The plateau of standard errors (second plot) in intermediate values of block sizes is typical of a properly sampled data set, and can be used as an the uncertainty in the property estimate.

For example, for an ever better sampled data, there is a very clear plateau of standard errors, which are smaller than those of the above example:

julia> x = BlockAverage.test_data(10^7)

julia> b = block_average(x, max_block_size=10^5, lags=1:100:10^5);

julia> BlockAverage.plot(b)

best_sampling.png

(here we have computed the statistics only up to blocks of size 10^5)

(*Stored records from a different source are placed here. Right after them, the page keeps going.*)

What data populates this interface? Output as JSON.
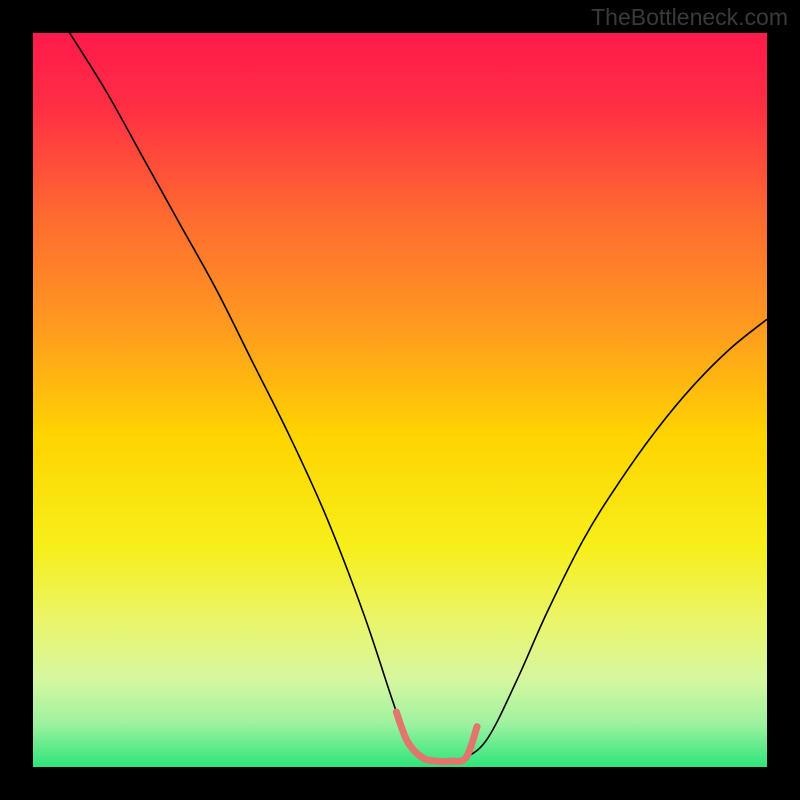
{
  "watermark": "TheBottleneck.com",
  "chart_data": {
    "type": "line",
    "title": "",
    "xlabel": "",
    "ylabel": "",
    "xlim": [
      0,
      100
    ],
    "ylim": [
      0,
      100
    ],
    "grid": false,
    "legend": false,
    "background_gradient": {
      "stops": [
        {
          "offset": 0.0,
          "color": "#ff1a4b"
        },
        {
          "offset": 0.1,
          "color": "#ff2e44"
        },
        {
          "offset": 0.25,
          "color": "#ff6a30"
        },
        {
          "offset": 0.4,
          "color": "#ff9a20"
        },
        {
          "offset": 0.55,
          "color": "#ffd400"
        },
        {
          "offset": 0.7,
          "color": "#f7ef1a"
        },
        {
          "offset": 0.8,
          "color": "#eaf56a"
        },
        {
          "offset": 0.88,
          "color": "#d6f7a0"
        },
        {
          "offset": 0.94,
          "color": "#9ff2a0"
        },
        {
          "offset": 1.0,
          "color": "#2de57a"
        }
      ]
    },
    "series": [
      {
        "name": "bottleneck-curve",
        "stroke": "#000000",
        "stroke_width": 1.6,
        "x": [
          5,
          10,
          15,
          20,
          25,
          30,
          35,
          40,
          45,
          49,
          51,
          53,
          55,
          57,
          59,
          62,
          66,
          70,
          75,
          80,
          85,
          90,
          95,
          100
        ],
        "y": [
          100,
          92,
          83,
          74,
          65,
          55,
          45,
          34,
          21,
          9,
          3.5,
          1.3,
          0.8,
          0.8,
          1.3,
          4,
          12,
          21,
          31,
          39,
          46,
          52,
          57,
          61
        ]
      },
      {
        "name": "valley-highlight",
        "stroke": "#e2756d",
        "stroke_width": 7,
        "linecap": "round",
        "x": [
          49.5,
          51,
          53,
          55,
          57,
          59,
          60.5
        ],
        "y": [
          7.5,
          3.5,
          1.3,
          0.8,
          0.8,
          1.3,
          5.5
        ]
      }
    ]
  }
}
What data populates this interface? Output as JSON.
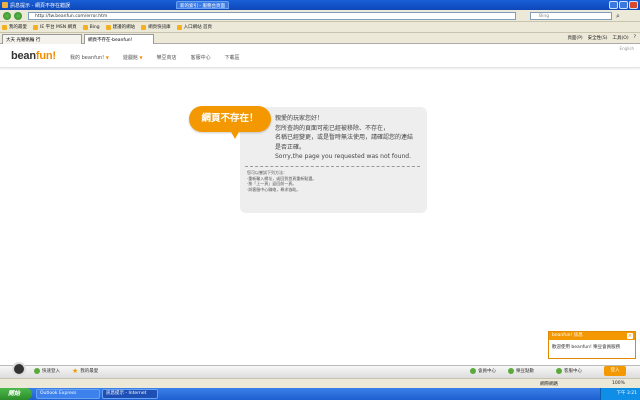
{
  "browser": {
    "window_title": "訊息提示 - 網頁不存在錯誤",
    "other_window_title": "新的索引 - 服務台頁面",
    "address": "http://tw.beanfun.com/error.htm",
    "search_placeholder": "Bing",
    "favorites": [
      {
        "label": "我的最愛"
      },
      {
        "label": "IE 平台 MSN 網頁"
      },
      {
        "label": "Bing"
      },
      {
        "label": "建議的網站"
      },
      {
        "label": "網頁快訊庫"
      },
      {
        "label": "入口網站 首頁"
      }
    ],
    "tabs": [
      {
        "label": "大天 光鸞帆輪 行"
      },
      {
        "label": "網頁不存在-beanfun!"
      }
    ],
    "tools": [
      "頁面(P)",
      "安全性(S)",
      "工具(O)",
      "?"
    ]
  },
  "site": {
    "logo_main": "bean",
    "logo_accent": "fun!",
    "nav": [
      {
        "label": "我的 beanfun!"
      },
      {
        "label": "遊戲館"
      },
      {
        "label": "樂豆商店"
      },
      {
        "label": "客服中心"
      },
      {
        "label": "下載區"
      }
    ],
    "top_right": "English"
  },
  "error": {
    "badge": "網頁不存在！",
    "lines": [
      "親愛的玩家您好！",
      "您所查詢的頁面可能已經被移除、不存在，",
      "名稱已經變更，或是暫時無法使用，請確認您的連結",
      "是否正確。",
      "Sorry,the page you requested was not found."
    ],
    "hints": [
      "您可以嘗試下列方法：",
      "‧重新輸入網址，或回到首頁重新點選。",
      "‧按「上一頁」返回前一頁。",
      "‧與客服中心聯絡，尋求協助。"
    ]
  },
  "popup": {
    "title": "beanfun! 訊息",
    "body": "歡迎使用 beanfun! 樂豆會員服務"
  },
  "pagebar": {
    "items": [
      "快速登入",
      "我的最愛"
    ],
    "right_items": [
      "會員中心",
      "樂豆點數",
      "客服中心"
    ],
    "login_label": "登入"
  },
  "statusbar": {
    "zone": "網際網路",
    "zoom": "100%"
  },
  "taskbar": {
    "start_label": "開始",
    "tasks": [
      {
        "label": "Outlook Express"
      },
      {
        "label": "訊息提示 - Internet"
      }
    ],
    "clock": "下午 3:21"
  }
}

Visualizing the distribution of the mean

Once the overall correlation is understood from the time-series block analysis, one can visualize the distribution of the computed value (the mean in general) for a given block size. A relatively good fit to a gaussian distribution is expected. For instance, let us choose a block size of 25_000, from a set similar to the one above:

julia> x = BlockAverage.test_data(10^7) 

julia> d = distribution(x, 25_000)
-------------------------------------------------------------------
MeanDistribution{400}
-------------------------------------------------------------------
Number of blocks: 400
Estimated value: = 0.06462623778329132
Standard error of the mean: 0.05641314321229929
Standard deviation of the mean: 1.1282628642459858
> block_mean contains the mean computed for each block.
-------------------------------------------------------------------

julia> BlockAverage.histogram(d)

The last command will produce a plot similar to the following, in which the histogram of values is shown side by side with the gaussian function that corresponds to the observed standard deviation and mean.

best_sampling.png

The optimal block size should be that for which the distribution is closer to a gaussian.